I think on some level, when we hear about a tragedy, we try to figure out what that family did "wrong" so we can assure ourselves that it won't happen to us. So if it was a car accident, we want to know if the child was buckled into his car seat properly. If it was a birth defect, we want to know if mom drank a glass of wine while pregnant. If there was a pool, we want to know if it had a gate. If we vaccinate, we want to know if an illness was the result of not vaccinating. If we don't vaccinate, we want to know if the illness was the result of a vaccination.
If that family did something that *I* wouldn't do, then I can move on with my life comfortable that my choices are protecting my children. But, of course, that means that in my head I've made that tragedy the fault of that parent's choices. It's not a very generous way to view someone's suffering.
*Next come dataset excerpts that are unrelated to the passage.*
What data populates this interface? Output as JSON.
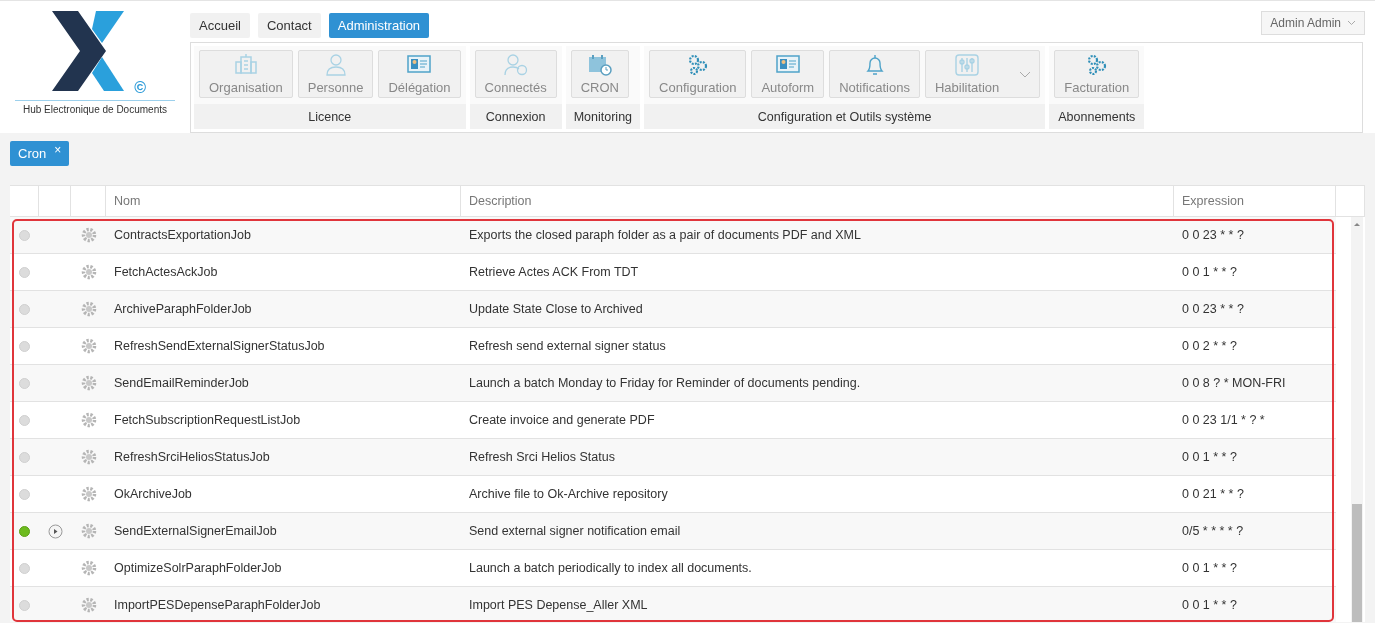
{
  "logo": {
    "caption": "Hub Electronique de Documents",
    "mark": "©"
  },
  "nav": [
    {
      "label": "Accueil",
      "selected": false
    },
    {
      "label": "Contact",
      "selected": false
    },
    {
      "label": "Administration",
      "selected": true
    }
  ],
  "user_menu": {
    "label": "Admin Admin"
  },
  "ribbon": [
    {
      "label": "Licence",
      "items": [
        {
          "label": "Organisation",
          "kind": "building"
        },
        {
          "label": "Personne",
          "kind": "person"
        },
        {
          "label": "Délégation",
          "kind": "card"
        }
      ]
    },
    {
      "label": "Connexion",
      "items": [
        {
          "label": "Connectés",
          "kind": "people"
        }
      ]
    },
    {
      "label": "Monitoring",
      "items": [
        {
          "label": "CRON",
          "kind": "calendar"
        }
      ]
    },
    {
      "label": "Configuration et Outils système",
      "items": [
        {
          "label": "Configuration",
          "kind": "gears"
        },
        {
          "label": "Autoform",
          "kind": "card"
        },
        {
          "label": "Notifications",
          "kind": "bell"
        },
        {
          "label": "Habilitation",
          "kind": "sliders",
          "dropdown": true
        }
      ]
    },
    {
      "label": "Abonnements",
      "items": [
        {
          "label": "Facturation",
          "kind": "gears"
        }
      ]
    }
  ],
  "open_tabs": [
    {
      "label": "Cron",
      "close": "×"
    }
  ],
  "table": {
    "columns": [
      "Nom",
      "Description",
      "Expression"
    ],
    "rows": [
      {
        "running": false,
        "name": "ContractsExportationJob",
        "description": "Exports the closed paraph folder as a pair of documents PDF and XML",
        "expression": "0 0 23 * * ?"
      },
      {
        "running": false,
        "name": "FetchActesAckJob",
        "description": "Retrieve Actes ACK From TDT",
        "expression": "0 0 1 * * ?"
      },
      {
        "running": false,
        "name": "ArchiveParaphFolderJob",
        "description": "Update State Close to Archived",
        "expression": "0 0 23 * * ?"
      },
      {
        "running": false,
        "name": "RefreshSendExternalSignerStatusJob",
        "description": "Refresh send external signer status",
        "expression": "0 0 2 * * ?"
      },
      {
        "running": false,
        "name": "SendEmailReminderJob",
        "description": "Launch a batch Monday to Friday for Reminder of documents pending.",
        "expression": "0 0 8 ? * MON-FRI"
      },
      {
        "running": false,
        "name": "FetchSubscriptionRequestListJob",
        "description": "Create invoice and generate PDF",
        "expression": "0 0 23 1/1 * ? *"
      },
      {
        "running": false,
        "name": "RefreshSrciHeliosStatusJob",
        "description": "Refresh Srci Helios Status",
        "expression": "0 0 1 * * ?"
      },
      {
        "running": false,
        "name": "OkArchiveJob",
        "description": "Archive file to Ok-Archive repository",
        "expression": "0 0 21 * * ?"
      },
      {
        "running": true,
        "name": "SendExternalSignerEmailJob",
        "description": "Send external signer notification email",
        "expression": "0/5 * * * * ?"
      },
      {
        "running": false,
        "name": "OptimizeSolrParaphFolderJob",
        "description": "Launch a batch periodically to index all documents.",
        "expression": "0 0 1 * * ?"
      },
      {
        "running": false,
        "name": "ImportPESDepenseParaphFolderJob",
        "description": "Import PES Depense_Aller XML",
        "expression": "0 0 1 * * ?"
      }
    ]
  }
}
And if I apply that same logic to my own family, I have to spend a lot of energy blaming or second guessing myself when things go wrong.
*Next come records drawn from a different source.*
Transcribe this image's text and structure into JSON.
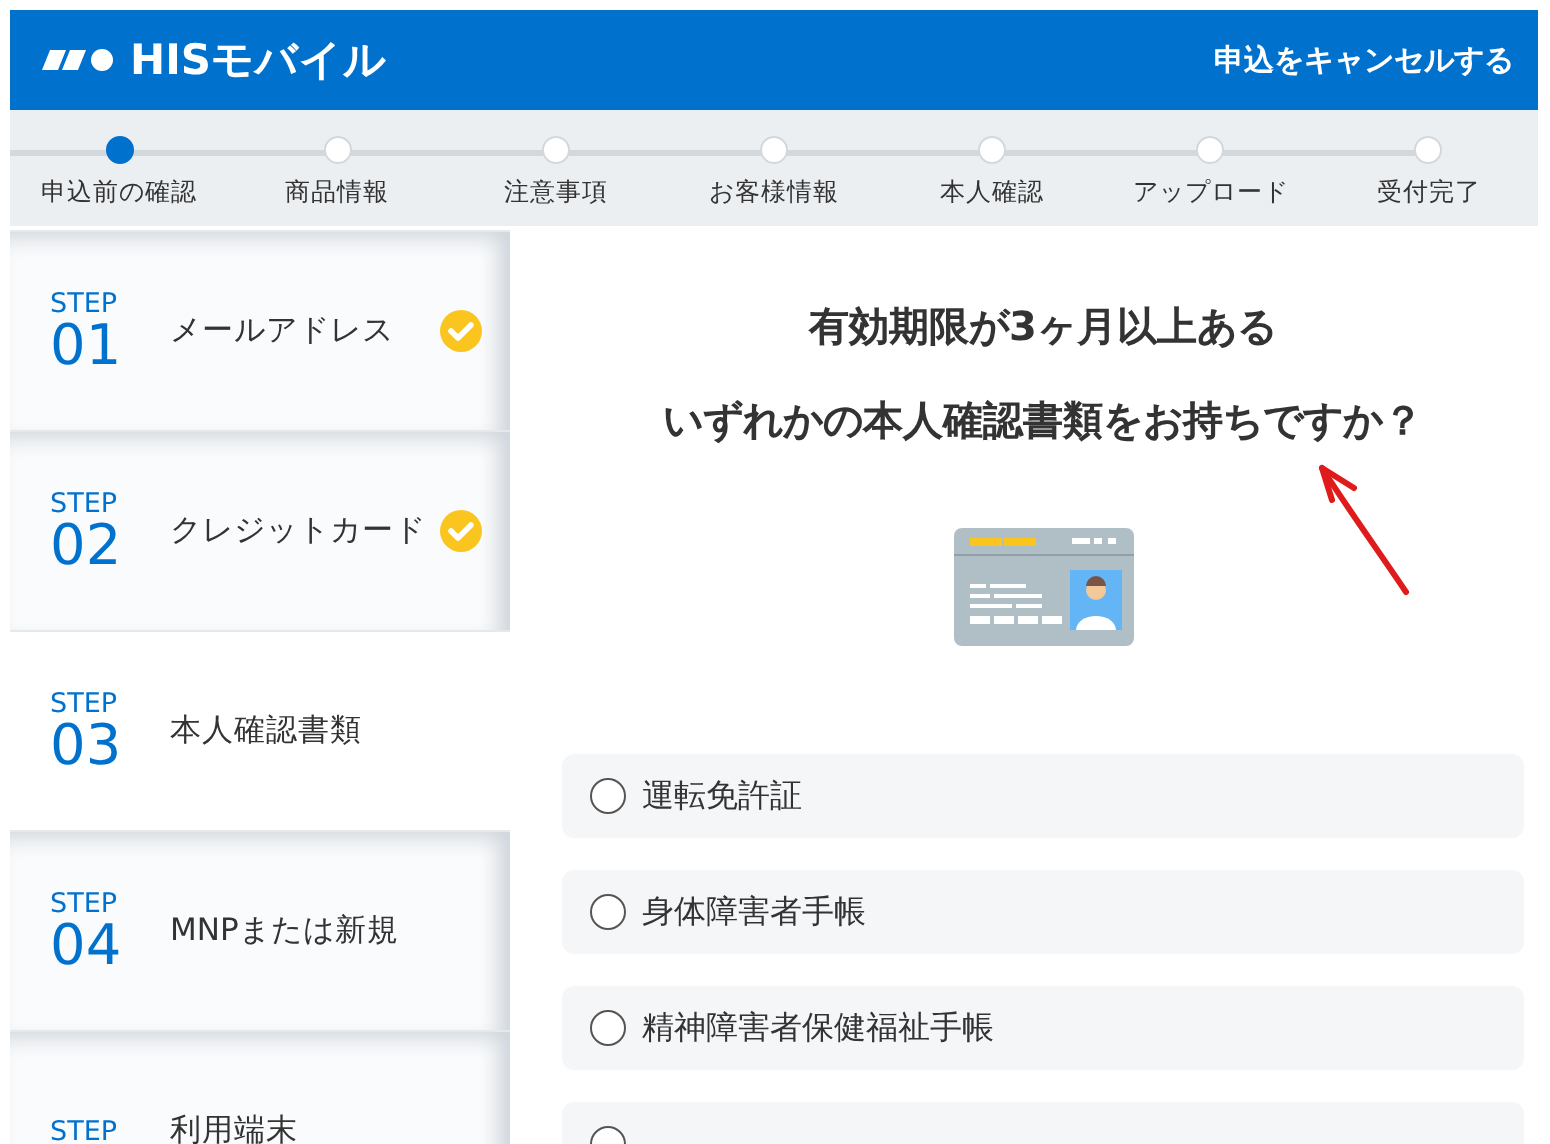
{
  "header": {
    "logo": "HISモバイル",
    "cancel_link": "申込をキャンセルする"
  },
  "progress": [
    {
      "label": "申込前の確認",
      "selected": true
    },
    {
      "label": "商品情報",
      "selected": false
    },
    {
      "label": "注意事項",
      "selected": false
    },
    {
      "label": "お客様情報",
      "selected": false
    },
    {
      "label": "本人確認",
      "selected": false
    },
    {
      "label": "アップロード",
      "selected": false
    },
    {
      "label": "受付完了",
      "selected": false
    }
  ],
  "sidebar": {
    "items": [
      {
        "step_label": "STEP",
        "number": "01",
        "label": "メールアドレス",
        "completed": true,
        "selected": false
      },
      {
        "step_label": "STEP",
        "number": "02",
        "label": "クレジットカード",
        "completed": true,
        "selected": false
      },
      {
        "step_label": "STEP",
        "number": "03",
        "label": "本人確認書類",
        "completed": false,
        "selected": true
      },
      {
        "step_label": "STEP",
        "number": "04",
        "label": "MNPまたは新規",
        "completed": false,
        "selected": false
      },
      {
        "step_label": "STEP",
        "label": "利用端末",
        "completed": false,
        "selected": false
      }
    ]
  },
  "question": {
    "lines": [
      "有効期限が3ヶ月以上ある",
      "いずれかの本人確認書類をお持ちですか？"
    ],
    "options": [
      {
        "label": "運転免許証",
        "selected": false
      },
      {
        "label": "身体障害者手帳",
        "selected": false
      },
      {
        "label": "精神障害者保健福祉手帳",
        "selected": false
      },
      {
        "selected": false
      }
    ]
  }
}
In George's case, he was vaccinated against the bacteria that usually causes meningitis in children, but he was infected by a different strain of the bacteria, against which the vaccine does not protect. It was just a fluke that in his case a not-uncommon bacteria ended up someplace it shouldn't be (the lining of his brain). During our hospital stay, we met other families with very different yet fundamentally similar stories. Sometimes bad stuff just happens.
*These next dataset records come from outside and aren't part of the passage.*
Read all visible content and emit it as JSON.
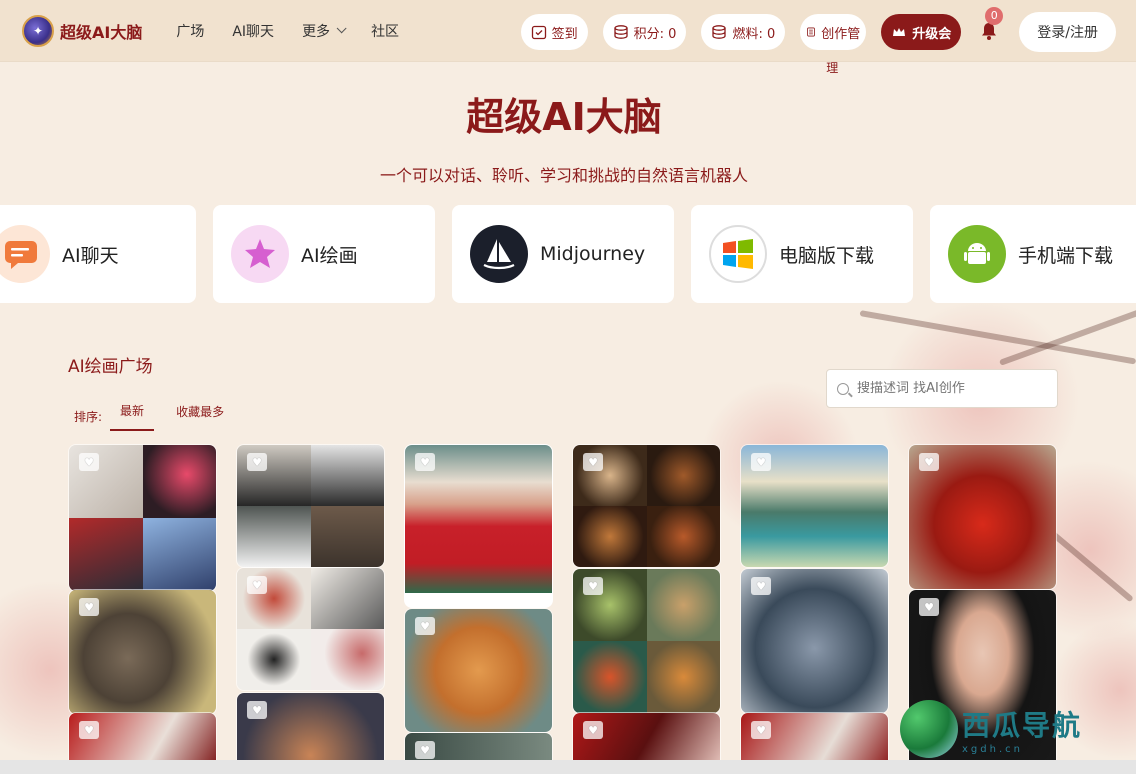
{
  "header": {
    "logo_text": "超级AI大脑",
    "nav": [
      {
        "label": "广场"
      },
      {
        "label": "AI聊天"
      },
      {
        "label": "更多"
      },
      {
        "label": "社区"
      }
    ],
    "checkin_label": "签到",
    "points_label": "积分: 0",
    "fuel_label": "燃料: 0",
    "create_label_1": "创作管",
    "create_label_2": "理",
    "upgrade_label": "升级会",
    "notif_count": "0",
    "login_label": "登录/注册"
  },
  "hero": {
    "title": "超级AI大脑",
    "subtitle": "一个可以对话、聆听、学习和挑战的自然语言机器人"
  },
  "features": [
    {
      "label": "AI聊天",
      "icon": "chat-icon"
    },
    {
      "label": "AI绘画",
      "icon": "paint-star-icon"
    },
    {
      "label": "Midjourney",
      "icon": "midjourney-sailboat-icon"
    },
    {
      "label": "电脑版下载",
      "icon": "windows-icon"
    },
    {
      "label": "手机端下载",
      "icon": "android-icon"
    }
  ],
  "gallery_section": {
    "title": "AI绘画广场",
    "search_placeholder": "搜描述词 找AI创作",
    "sort_label": "排序:",
    "sort_options": [
      "最新",
      "收藏最多"
    ]
  },
  "watermark": {
    "text": "西瓜导航",
    "url": "xgdh.cn"
  },
  "colors": {
    "brand": "#8b1a1a",
    "header_bg": "#f1e2cf",
    "page_bg": "#f7ede2"
  }
}
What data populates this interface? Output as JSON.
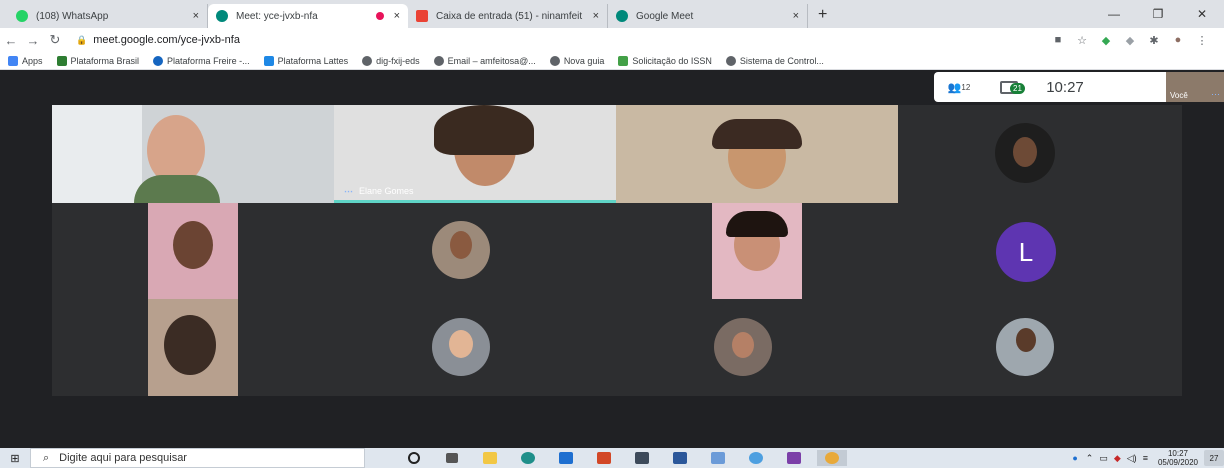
{
  "tabs": [
    {
      "title": "(108) WhatsApp",
      "color": "#25d366"
    },
    {
      "title": "Meet: yce-jvxb-nfa",
      "color": "#00897b"
    },
    {
      "title": "Caixa de entrada (51) - ninamfeit",
      "color": "#ea4335"
    },
    {
      "title": "Google Meet",
      "color": "#00897b"
    }
  ],
  "tab_close": "×",
  "new_tab": "+",
  "window": {
    "min": "—",
    "max": "❐",
    "close": "✕"
  },
  "url": "meet.google.com/yce-jvxb-nfa",
  "bookmarks": [
    {
      "label": "Apps",
      "color": "#4285f4"
    },
    {
      "label": "Plataforma Brasil",
      "color": "#2e7d32"
    },
    {
      "label": "Plataforma Freire -...",
      "color": "#1565c0"
    },
    {
      "label": "Plataforma Lattes",
      "color": "#1e88e5"
    },
    {
      "label": "dig-fxij-eds",
      "color": "#5f6368"
    },
    {
      "label": "Email – amfeitosa@...",
      "color": "#5f6368"
    },
    {
      "label": "Nova guia",
      "color": "#5f6368"
    },
    {
      "label": "Solicitação do ISSN",
      "color": "#43a047"
    },
    {
      "label": "Sistema de Control...",
      "color": "#5f6368"
    }
  ],
  "meet": {
    "participants": "12",
    "chat_badge": "21",
    "time": "10:27",
    "self_label": "Você",
    "self_dots": "⋯"
  },
  "tiles": {
    "speaker_name": "Elane Gomes",
    "letter_avatar": "L"
  },
  "taskbar": {
    "search_placeholder": "Digite aqui para pesquisar",
    "time": "10:27",
    "date": "05/09/2020",
    "notif_count": "27"
  }
}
We are such extraordinary creatures, so wonderfully complex and fragile. How many near-misses do our loved ones have every day, that we never even consider?
In our case, I really don't believe there's anything we could have done differently to avoid George's illness. But in a hundred other cases--or a thousand--since he was born, I did or didn't do something that might have ended up in his getting ill or injured . . . and he didn't.
Be it the harvest, or how many children to have, or illness and injury, our ancestors understood that these things weren't in our control, and that of course we would have to rely on our neighbors, and pray to God for the fortitude to get through. Not so much now. We want to believe that everything is a result of our decisions. And if it was your choice, it's your problem.
Of course it's our responsibility as parents to care for and protect our children to the best of our abilities. And to be responsible stewards of our lives in general. But when something goes wrong, even if it's partially the result of, let's call it "operator error," it's almost always also the result of things we couldn't control. I think learning to view tragedy through the lens of happenstance rather than fault is profoundly liberating, in the way we treat ourselves and others.
God doesn't will the tragedies in our lives, but he does allow them as a byproduct of free will and the natural world. Facing tragedy in our own families can increase our reliance on God and our connection to our fellow man. Seeing tragedy in someone else's family can inspire us to love and prayer and acts of service.
It doesn't really matter *why* a tragedy, if there IS a tragedy. Relying on God, and trusting him to help us persevere through difficult times should they arise, is a vastly different worldview than constant box-checking to try to make sure nothing bad could possibly happen. It's a false sense of security that we are attempting to create. A false sense of power over our environment. My goal instead is abandonment to God's will and acceptance of my current situation. It's past blame and guilt and finger-pointing that we find the virtue of acceptance, of our own circumstances and those of others.